RCTs that compared the combination of inhaled LABA and ICS to a higher dose of inhaled corticosteroids, in children and adults with asthma.
Two authors independently assessed methodological quality and extracted data. We obtained confirmation from the trialists when possible. The primary endpoint was the number of patients experiencing one or more asthma exacerbations requiring oral corticosteroids.

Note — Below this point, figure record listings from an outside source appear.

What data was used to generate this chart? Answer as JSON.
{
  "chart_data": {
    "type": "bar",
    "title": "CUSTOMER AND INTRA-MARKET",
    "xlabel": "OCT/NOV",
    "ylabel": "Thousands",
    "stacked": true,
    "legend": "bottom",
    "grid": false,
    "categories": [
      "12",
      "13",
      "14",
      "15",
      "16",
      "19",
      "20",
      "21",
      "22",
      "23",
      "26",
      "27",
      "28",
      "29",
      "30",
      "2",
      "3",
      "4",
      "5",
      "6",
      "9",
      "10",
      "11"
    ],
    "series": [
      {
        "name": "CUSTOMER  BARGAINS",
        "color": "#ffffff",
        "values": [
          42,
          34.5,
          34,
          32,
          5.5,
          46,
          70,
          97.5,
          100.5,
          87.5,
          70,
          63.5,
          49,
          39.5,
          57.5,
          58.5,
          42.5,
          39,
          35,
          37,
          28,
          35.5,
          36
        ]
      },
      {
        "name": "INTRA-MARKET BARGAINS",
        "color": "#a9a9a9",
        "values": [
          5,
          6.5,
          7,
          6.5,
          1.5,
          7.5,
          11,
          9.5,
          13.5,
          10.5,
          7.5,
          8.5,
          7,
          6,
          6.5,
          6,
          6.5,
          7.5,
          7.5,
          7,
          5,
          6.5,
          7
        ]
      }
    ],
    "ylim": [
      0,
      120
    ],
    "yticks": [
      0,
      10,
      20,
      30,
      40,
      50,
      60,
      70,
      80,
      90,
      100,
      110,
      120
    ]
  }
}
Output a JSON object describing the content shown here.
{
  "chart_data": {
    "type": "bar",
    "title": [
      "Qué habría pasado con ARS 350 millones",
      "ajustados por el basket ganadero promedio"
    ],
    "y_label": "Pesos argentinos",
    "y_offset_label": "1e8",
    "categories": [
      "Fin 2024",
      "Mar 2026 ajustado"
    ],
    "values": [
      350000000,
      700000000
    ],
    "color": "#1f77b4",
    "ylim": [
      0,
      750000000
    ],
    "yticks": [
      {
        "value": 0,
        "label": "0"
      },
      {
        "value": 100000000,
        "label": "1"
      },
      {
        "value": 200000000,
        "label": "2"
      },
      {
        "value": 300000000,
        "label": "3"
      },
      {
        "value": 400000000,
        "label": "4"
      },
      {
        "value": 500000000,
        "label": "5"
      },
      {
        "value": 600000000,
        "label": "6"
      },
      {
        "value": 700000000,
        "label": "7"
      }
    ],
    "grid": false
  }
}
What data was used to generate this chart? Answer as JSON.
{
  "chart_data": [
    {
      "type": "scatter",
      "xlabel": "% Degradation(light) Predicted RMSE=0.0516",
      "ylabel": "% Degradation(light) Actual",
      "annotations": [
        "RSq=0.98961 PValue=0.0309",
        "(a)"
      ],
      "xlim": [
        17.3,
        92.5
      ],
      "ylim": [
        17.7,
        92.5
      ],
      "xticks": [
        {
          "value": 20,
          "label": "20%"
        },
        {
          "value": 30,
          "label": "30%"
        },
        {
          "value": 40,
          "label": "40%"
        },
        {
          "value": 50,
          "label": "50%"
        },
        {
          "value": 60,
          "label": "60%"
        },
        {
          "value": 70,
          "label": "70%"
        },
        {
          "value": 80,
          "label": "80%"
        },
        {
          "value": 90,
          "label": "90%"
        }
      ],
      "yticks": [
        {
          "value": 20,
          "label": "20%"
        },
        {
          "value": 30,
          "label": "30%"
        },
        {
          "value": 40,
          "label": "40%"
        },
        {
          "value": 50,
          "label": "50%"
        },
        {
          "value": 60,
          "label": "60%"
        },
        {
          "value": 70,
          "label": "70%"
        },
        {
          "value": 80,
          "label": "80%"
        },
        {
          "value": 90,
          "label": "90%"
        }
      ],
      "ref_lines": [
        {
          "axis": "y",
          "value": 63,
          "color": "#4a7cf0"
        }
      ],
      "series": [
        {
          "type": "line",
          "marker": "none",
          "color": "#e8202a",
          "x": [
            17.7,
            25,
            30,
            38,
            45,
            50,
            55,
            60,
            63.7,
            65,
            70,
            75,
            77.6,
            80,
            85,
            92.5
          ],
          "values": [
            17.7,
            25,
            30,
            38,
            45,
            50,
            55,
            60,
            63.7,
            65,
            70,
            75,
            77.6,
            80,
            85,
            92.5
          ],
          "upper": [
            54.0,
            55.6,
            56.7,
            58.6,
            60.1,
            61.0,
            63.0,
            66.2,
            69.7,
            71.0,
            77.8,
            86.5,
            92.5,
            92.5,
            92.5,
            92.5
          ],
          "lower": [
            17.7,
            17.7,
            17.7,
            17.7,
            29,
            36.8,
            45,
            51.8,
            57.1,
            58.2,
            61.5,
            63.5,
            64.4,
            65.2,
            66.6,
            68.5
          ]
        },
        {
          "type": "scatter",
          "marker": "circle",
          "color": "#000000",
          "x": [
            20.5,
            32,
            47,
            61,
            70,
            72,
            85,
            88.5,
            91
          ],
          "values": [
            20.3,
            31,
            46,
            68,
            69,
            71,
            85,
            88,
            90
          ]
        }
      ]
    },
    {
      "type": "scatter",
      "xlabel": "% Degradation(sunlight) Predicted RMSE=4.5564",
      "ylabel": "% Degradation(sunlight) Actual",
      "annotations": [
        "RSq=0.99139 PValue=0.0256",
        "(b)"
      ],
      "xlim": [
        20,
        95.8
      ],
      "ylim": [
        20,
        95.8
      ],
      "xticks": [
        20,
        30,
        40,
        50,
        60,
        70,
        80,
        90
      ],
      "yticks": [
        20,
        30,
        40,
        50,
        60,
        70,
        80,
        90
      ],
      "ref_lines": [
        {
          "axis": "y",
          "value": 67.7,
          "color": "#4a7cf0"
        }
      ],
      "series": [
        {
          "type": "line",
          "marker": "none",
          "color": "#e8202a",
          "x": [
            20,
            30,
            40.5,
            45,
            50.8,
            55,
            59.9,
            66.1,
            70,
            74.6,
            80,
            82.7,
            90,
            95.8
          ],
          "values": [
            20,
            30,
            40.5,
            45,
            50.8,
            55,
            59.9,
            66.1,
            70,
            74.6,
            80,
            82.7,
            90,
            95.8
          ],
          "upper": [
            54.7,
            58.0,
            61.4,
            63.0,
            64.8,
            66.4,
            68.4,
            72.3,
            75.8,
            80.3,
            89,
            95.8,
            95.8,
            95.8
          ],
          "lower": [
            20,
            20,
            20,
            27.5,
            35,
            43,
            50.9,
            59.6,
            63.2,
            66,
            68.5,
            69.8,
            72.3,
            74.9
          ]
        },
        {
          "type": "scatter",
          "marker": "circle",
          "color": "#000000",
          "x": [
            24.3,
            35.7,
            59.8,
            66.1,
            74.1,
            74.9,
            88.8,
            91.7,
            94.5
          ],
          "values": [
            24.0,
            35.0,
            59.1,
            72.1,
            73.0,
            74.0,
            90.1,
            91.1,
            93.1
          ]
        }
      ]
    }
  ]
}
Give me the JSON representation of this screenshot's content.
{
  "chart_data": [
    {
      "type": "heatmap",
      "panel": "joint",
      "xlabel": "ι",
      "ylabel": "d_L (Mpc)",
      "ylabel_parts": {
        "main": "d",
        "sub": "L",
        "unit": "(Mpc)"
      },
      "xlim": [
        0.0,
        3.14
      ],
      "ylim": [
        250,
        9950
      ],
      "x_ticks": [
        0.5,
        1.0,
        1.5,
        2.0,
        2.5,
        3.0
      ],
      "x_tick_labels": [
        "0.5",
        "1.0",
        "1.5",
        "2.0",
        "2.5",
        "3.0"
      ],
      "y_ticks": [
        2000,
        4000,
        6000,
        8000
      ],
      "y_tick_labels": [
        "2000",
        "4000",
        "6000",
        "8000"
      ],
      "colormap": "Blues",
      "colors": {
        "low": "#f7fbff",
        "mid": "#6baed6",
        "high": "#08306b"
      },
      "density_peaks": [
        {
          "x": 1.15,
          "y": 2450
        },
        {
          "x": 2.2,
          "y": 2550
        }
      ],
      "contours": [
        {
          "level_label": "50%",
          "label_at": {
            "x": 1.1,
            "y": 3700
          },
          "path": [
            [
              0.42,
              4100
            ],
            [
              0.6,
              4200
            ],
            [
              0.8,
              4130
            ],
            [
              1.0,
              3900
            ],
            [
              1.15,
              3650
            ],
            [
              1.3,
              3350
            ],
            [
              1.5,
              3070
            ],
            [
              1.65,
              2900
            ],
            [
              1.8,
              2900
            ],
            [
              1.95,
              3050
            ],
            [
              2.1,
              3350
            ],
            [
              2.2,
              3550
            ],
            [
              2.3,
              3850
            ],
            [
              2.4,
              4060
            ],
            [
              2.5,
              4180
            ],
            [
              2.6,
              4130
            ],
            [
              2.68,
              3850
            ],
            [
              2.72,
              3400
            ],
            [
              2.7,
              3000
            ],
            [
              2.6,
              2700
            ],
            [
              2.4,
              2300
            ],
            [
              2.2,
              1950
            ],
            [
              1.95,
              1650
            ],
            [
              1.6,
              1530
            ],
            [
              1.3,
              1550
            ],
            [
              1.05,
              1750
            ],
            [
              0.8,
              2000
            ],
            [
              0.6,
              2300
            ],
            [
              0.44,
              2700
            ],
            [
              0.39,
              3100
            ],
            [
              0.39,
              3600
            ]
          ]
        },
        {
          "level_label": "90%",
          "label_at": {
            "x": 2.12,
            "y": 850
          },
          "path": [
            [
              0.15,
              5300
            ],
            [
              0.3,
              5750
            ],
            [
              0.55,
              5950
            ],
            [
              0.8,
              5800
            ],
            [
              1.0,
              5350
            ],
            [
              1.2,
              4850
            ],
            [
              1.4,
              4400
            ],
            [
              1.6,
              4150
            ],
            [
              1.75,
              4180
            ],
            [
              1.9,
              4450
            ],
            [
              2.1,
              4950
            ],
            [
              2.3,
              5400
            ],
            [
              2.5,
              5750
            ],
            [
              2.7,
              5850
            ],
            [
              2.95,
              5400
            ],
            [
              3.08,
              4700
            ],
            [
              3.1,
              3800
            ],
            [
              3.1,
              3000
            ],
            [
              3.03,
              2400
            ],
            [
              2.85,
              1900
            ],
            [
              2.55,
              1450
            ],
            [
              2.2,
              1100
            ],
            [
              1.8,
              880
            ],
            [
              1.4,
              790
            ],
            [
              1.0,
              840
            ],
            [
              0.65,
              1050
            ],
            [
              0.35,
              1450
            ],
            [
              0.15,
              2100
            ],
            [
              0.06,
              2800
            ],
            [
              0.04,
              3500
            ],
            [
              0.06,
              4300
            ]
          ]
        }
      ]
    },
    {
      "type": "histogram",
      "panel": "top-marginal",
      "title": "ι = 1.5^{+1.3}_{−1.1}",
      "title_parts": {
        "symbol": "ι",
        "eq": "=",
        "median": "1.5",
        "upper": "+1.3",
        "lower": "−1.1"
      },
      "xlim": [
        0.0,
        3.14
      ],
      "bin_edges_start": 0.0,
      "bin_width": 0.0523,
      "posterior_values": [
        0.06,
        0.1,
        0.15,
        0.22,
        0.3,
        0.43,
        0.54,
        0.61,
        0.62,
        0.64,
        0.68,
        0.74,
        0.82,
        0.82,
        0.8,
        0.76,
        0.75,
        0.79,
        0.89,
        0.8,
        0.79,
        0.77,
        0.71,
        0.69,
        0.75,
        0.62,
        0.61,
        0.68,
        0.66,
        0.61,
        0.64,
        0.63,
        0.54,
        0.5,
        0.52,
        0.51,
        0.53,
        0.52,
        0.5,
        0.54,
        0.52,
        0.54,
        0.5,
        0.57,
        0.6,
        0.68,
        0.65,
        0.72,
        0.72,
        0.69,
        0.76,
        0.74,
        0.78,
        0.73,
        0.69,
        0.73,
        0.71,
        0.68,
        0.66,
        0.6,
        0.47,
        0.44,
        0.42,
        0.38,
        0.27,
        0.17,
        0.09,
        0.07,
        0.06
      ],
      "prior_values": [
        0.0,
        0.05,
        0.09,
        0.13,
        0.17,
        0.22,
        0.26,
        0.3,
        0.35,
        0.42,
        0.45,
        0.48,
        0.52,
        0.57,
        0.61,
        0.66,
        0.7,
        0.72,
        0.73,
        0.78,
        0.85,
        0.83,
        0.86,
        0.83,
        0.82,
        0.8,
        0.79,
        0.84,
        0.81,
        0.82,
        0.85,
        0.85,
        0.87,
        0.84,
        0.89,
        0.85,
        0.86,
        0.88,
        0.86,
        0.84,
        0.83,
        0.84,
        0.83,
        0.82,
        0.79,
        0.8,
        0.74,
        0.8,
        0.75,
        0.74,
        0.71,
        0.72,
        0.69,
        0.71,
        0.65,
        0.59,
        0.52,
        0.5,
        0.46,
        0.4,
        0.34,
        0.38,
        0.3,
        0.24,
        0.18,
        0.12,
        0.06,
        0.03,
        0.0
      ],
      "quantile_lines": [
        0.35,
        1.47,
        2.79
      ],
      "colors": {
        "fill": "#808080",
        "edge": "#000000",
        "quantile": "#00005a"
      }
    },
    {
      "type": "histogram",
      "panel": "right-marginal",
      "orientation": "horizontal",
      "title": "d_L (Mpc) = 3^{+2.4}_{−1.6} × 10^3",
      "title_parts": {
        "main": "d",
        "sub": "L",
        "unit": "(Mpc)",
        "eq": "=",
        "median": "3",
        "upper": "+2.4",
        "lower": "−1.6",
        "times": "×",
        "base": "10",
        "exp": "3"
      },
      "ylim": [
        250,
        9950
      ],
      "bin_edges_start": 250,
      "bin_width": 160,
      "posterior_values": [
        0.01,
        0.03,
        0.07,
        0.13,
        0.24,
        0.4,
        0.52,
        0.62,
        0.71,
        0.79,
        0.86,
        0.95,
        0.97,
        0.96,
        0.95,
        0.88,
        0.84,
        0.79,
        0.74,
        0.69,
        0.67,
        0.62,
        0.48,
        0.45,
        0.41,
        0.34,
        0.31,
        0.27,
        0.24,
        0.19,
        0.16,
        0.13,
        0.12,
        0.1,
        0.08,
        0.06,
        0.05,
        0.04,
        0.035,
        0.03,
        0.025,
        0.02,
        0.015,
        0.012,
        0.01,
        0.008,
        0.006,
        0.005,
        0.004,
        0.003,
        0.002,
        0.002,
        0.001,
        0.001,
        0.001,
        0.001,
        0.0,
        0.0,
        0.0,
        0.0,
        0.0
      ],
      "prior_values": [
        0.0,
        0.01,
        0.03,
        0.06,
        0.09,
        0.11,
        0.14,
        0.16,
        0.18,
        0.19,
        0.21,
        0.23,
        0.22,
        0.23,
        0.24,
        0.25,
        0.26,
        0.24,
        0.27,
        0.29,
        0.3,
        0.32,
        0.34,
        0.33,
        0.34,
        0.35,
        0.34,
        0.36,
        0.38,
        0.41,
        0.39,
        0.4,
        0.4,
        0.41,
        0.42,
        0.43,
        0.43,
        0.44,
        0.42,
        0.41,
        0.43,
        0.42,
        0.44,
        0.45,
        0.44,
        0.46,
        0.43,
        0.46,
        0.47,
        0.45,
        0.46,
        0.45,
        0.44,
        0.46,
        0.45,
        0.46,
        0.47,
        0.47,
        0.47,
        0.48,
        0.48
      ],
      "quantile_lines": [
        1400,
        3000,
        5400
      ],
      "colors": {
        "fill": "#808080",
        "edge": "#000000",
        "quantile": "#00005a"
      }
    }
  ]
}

This review included 48 studies (15,155 participants including 1155 children and 14,000 adults). Participants were inadequately controlled on their current ICS regimen, experiencing ongoing symptoms and with generally moderate (FEV1 60% to 79% of predicted) airway obstruction. The studies tested the combination of salmeterol or formoterol with a median dose of 400 mcg/day of beclomethasone or equivalent (BDP-eq) compared to a median of 1000 mcg/day of BDP-eq, usually for 24 weeks or less. There was a statistically significantly lower risk of exacerbations requiring systemic corticosteroids in patients treated with LABA and ICS (RR 0.88, 95% CI 0.78 to 0.98, 27 studies, N = 10,578) from 11.45% to 10%, with a number needed to treat of 73 (median study duration: 12 weeks). The study results were dominated by adult studies; trial data from three paediatric studies showed a trend towards increased risk of rescue oral steroids (RR 1.24, 95% CI 0.58 to 2.66) and hospital admission (RR 2.21, 95% CI 0.74 to 6.64) associated with combination therapy. Overall, there was no statistically significant difference in the risk ratios for either hospital admission (RR 1.02, 95% CI 0.67 to 1.56) or serious adverse events (RR 1.12, 95% CI 0.91 to 1.37). The combination of LABA and ICS resulted in significantly greater but modest improvement from baseline in lung function, symptoms and rescue medication use than with higher ICS dose. Despite no significant group difference in the risk of overall adverse events (RR 0.99, 95% CI 0.95 to 1.03), there was an increase in the risk of tremor (RR 1.84, 95% CI 1.20 to 2.82) and a lower risk of oral thrush (RR 0.58, 95% CI 0.40 to 0.86)) in the LABA and ICS compared to the higher ICS group. There was no significant difference in hoarseness or headache between the treatment groups. The rate of withdrawals due to poor asthma control favoured the combination of LABA and ICS (RR 0.65, 95% CI 0.51 to 0.83).